Under 5.4 you should probably add "... unless made illegal by a
legitimate authority" to clarify the extent of our reach.
I think it is unwise to lump header-modifications with "2.4 Content
Modifications". Modifying an Accept-Bla header, in order to make
filtering easier, is not nearly as controversial as tacking advertising
onto webpages.
Otherwise it's a good summary of the situation.
I would like to propose a section 6.8:
6.8 content-privacy with (some) visible meta-data
A lot of filtering proxies care only about restricting access
to particular sites or to particular paths under those sites.
Today they handle privacy protected access one of two ways.

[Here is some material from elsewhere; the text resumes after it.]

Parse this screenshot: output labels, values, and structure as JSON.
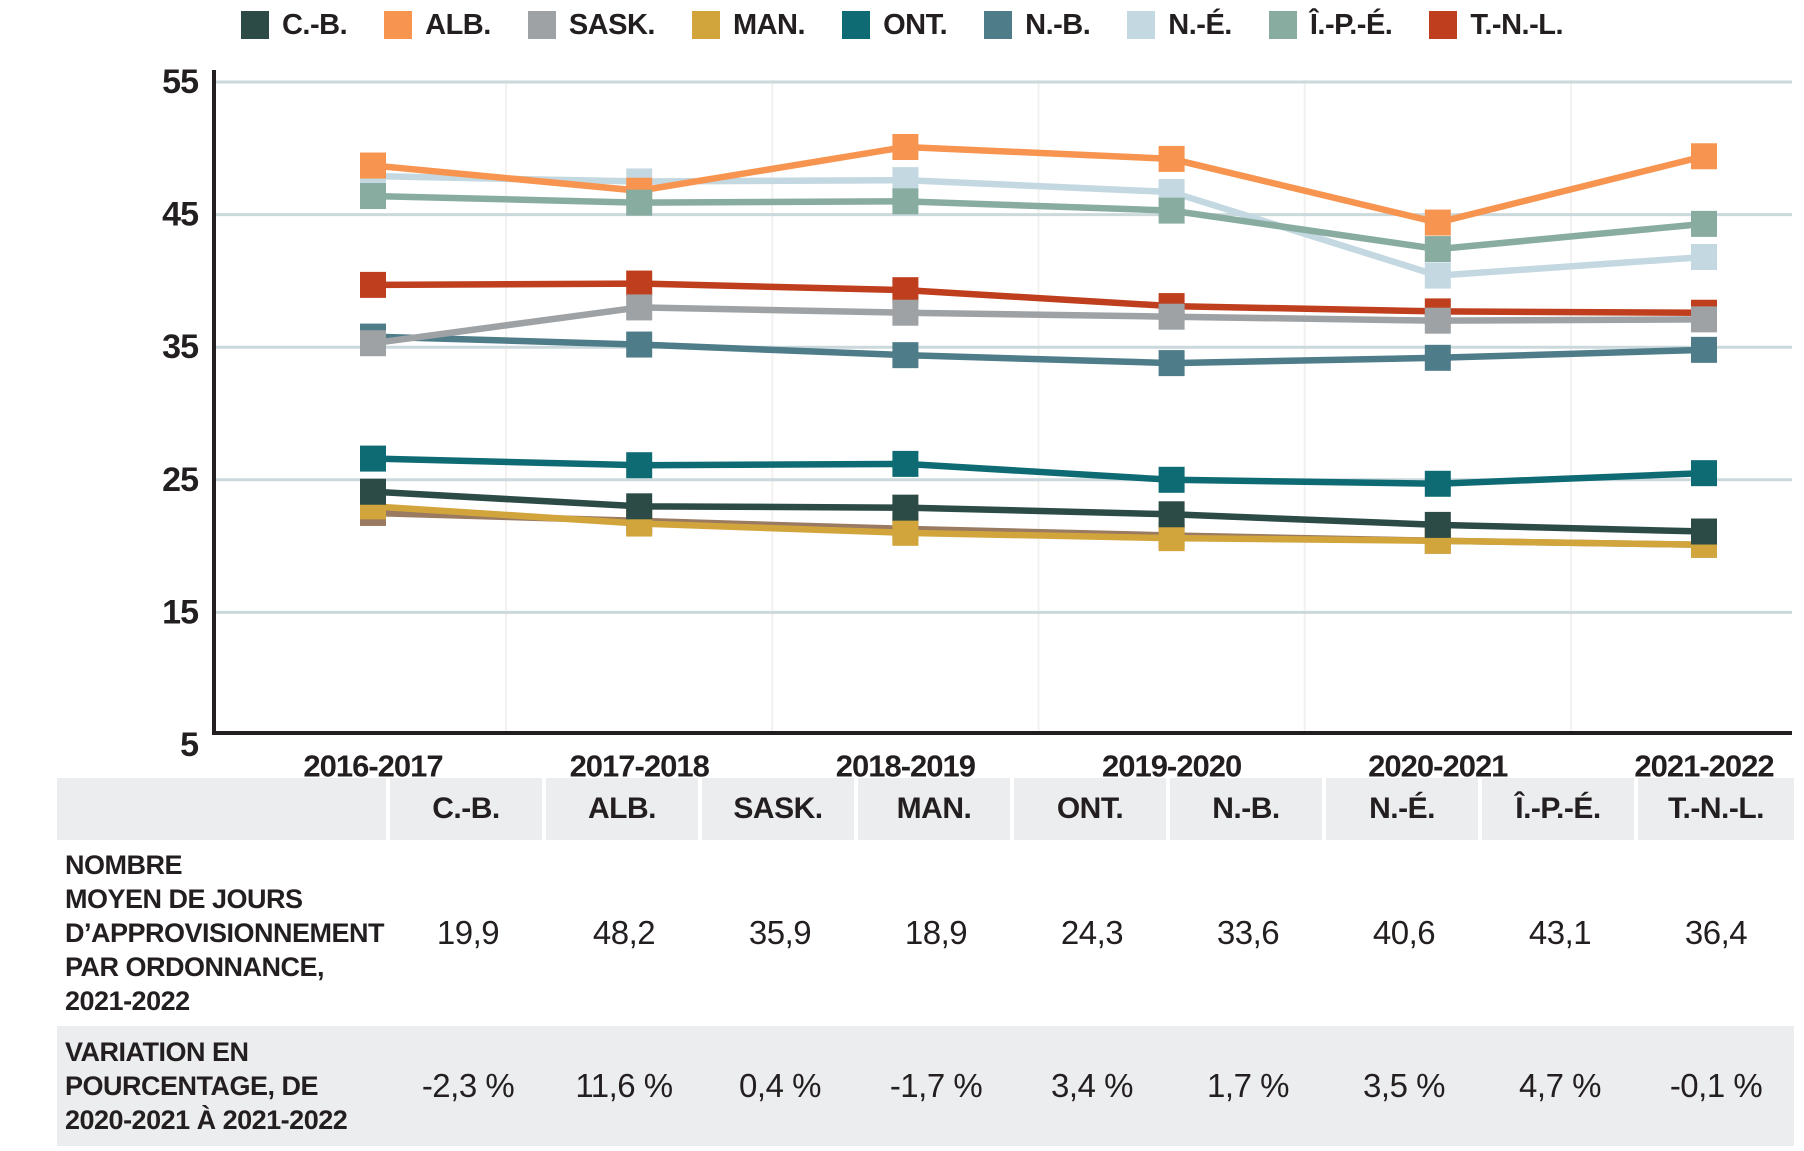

Simpler proxies will resolve the CONNECT argument and compare
it to a white- or black-list of IP numbers, and allow or deny
access whole-sale to filtered IP numbers. This causes rather
dramatic over-reach when one user on a web portal posts content
which causes the entire portal to be blacklisted.
More comprehensive proxies deploy man-in-the-middle certificates
to its clients (via out-of-band methods) and demasks all
privacy protected transactions in order to be able to inspect them,
gaining as a side effect also the ability to modify them.
Very little actual privacy would be lost if a minimum of
meta-data, specifically the URL less the query part, were
transmitted in the clear.
The IP numbers are already in the clear with TLS, and giving
the quality of traffic fingerprinting already available, expanding
this visibility to reveal the FQDN implies a very small loss
of actual privacy.
Revealing also the path component of the URL, but not the query
part, likewise would amount to very little actual loss of privacy,
but would allow filtering proxies to ban only example.com/user/evil
rather than all of example.com.
The proposed distinction between "envelope" and "contents" has
been recognized in legislation for centuries and would therefore
provide a well-known and -understood tool for tailoring legislation
more narrowly, than the currently very broad strokes used with
respect to privacy on the internet.
(The proposed scheme would also have other benefits outside
the scope of this document, mainly for incoming load-balancers
and reverse proxies on the server side.)
--
Poul-Henning Kamp | UNIX since Zilog Zeus 3.20
phk@FreeBSD.ORG | TCP/IP since RFC 956
FreeBSD committer | BSD since 4.3-tahoe
Never attribute to malice what can adequately be explained by incompetence.